Harold Douglas Haines Ashwin

By Paul Hughes

Harold was born in Campden and was the eldest son of James Henry and Keziah Ashwin. When James married Keziah Merriman at St. James’s Church on 7 August 1897 his occupation was recorded as a groom and Keziah was a domestic cook and in 1901the family were living in Watery Lane.

After leaving school Harold found employment as an indoor servant but when he was 18 years old he enlisted into the South Lancashire Regiment at Buttevant, County Cork in Ireland on 4 December 1911. He was admitted to hospital on 8 March 1912 with myalgia, muscle pain, but was discharged after three days. A further spell in hospital came in May 1913 when he was suffering from scarlet fever. Several weeks were spent in hospital before he was discharged on 2 July 1913 and appointed to a new position as an officer’s servant.  During this period, leading up to the outbreak of war, he was awarded his third class education certificate.

When the war started in 1914 Harold was with the 2nd Battalion, South Lancashire Regiment at Tidworth in England. They made their way to Southampton and embarked for France on SS Lapwing, arriving at Le Havre on 14 August 1914. The battalion saw action in the Battle of Mons on 24 August and then had to endure the long march during the retreat to the River Marne. The battalion diary records that they “suffered severely” during their first engagement with the enemy. On 6 September they began the advance north to the River Aisne via the Forest of Crecy. The War Diary notes that there were several casualties during “wood fighting”.

The advance north continued into October and on 16 October they were at Neuve Chapelle where heavy casualties were sustained during German attacks during the next few days. On 27 October the battalion took part in an unsuccessful attack on German positions.

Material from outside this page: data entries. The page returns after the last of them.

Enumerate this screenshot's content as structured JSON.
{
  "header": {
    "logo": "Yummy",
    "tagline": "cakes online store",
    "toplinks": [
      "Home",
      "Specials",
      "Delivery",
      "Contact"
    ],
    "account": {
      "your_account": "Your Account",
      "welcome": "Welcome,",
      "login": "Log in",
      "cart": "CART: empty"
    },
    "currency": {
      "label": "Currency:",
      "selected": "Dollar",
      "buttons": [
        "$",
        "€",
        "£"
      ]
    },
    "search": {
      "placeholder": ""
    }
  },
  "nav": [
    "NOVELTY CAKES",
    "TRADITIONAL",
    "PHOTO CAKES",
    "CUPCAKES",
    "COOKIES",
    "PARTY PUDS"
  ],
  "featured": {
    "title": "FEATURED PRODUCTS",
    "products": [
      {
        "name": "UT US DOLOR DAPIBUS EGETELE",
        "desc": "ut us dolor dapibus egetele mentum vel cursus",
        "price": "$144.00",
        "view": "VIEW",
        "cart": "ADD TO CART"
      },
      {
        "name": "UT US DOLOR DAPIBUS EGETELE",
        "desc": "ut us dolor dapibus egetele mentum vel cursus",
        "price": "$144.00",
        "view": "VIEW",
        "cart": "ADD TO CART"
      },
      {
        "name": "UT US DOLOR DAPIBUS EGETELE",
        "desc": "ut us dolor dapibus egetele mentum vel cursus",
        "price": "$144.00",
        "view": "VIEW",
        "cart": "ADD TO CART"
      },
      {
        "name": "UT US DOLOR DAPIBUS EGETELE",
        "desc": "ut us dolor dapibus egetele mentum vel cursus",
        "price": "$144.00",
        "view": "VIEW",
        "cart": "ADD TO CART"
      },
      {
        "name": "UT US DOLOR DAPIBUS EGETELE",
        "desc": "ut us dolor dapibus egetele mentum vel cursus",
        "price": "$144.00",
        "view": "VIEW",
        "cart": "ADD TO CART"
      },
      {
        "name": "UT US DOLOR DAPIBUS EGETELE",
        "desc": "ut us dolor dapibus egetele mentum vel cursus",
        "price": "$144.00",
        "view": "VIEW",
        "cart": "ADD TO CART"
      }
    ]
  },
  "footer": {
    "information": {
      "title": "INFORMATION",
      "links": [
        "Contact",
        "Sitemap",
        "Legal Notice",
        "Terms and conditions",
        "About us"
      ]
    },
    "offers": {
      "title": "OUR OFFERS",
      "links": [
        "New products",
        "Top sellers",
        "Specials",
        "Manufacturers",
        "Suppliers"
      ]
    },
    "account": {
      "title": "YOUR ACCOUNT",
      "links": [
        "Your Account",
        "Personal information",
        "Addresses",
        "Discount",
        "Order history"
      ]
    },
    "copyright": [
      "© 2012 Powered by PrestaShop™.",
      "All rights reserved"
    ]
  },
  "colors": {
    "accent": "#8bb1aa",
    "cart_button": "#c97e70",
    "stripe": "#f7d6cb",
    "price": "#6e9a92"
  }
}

In November the battalion moved further north to Ypres in Belgium and took over reserve trenches near Hooge. They moved forward to the firing line, near the village of Zandvoorde, on 7 November before being relieved two days later. It was during their next spell in the front line that Harold lost his life. He was killed in action near Zandvoorde, during the First Battle of Ypres, on 14 November 1914 when he was 21 years old. His body was not recovered at the end of the war and, as he has no known grave, his name is recorded on The Menin Gate Memorial in the centre of Ypres. The Evesham Journal published a letter received by Mrs. Ashwin:

Harold was shot and succumbed to his wounds in a very few minutes. He was buried near the place where he fell by men of his own regiment, although much firing was in progress. He was very well liked by all his comrades and everyone was very sorry to hear of Harold’s untimely death”.

After he was killed in action his personal effects (a rosary, a letter and a purse) were returned to his mother in Campden and in the years following the war his mother received Harold’s memorial plaque and three campaign medals.  His name is recorded on three memorials in Campden: St. James’s Church, St. Catharine’s Church and in the High Street.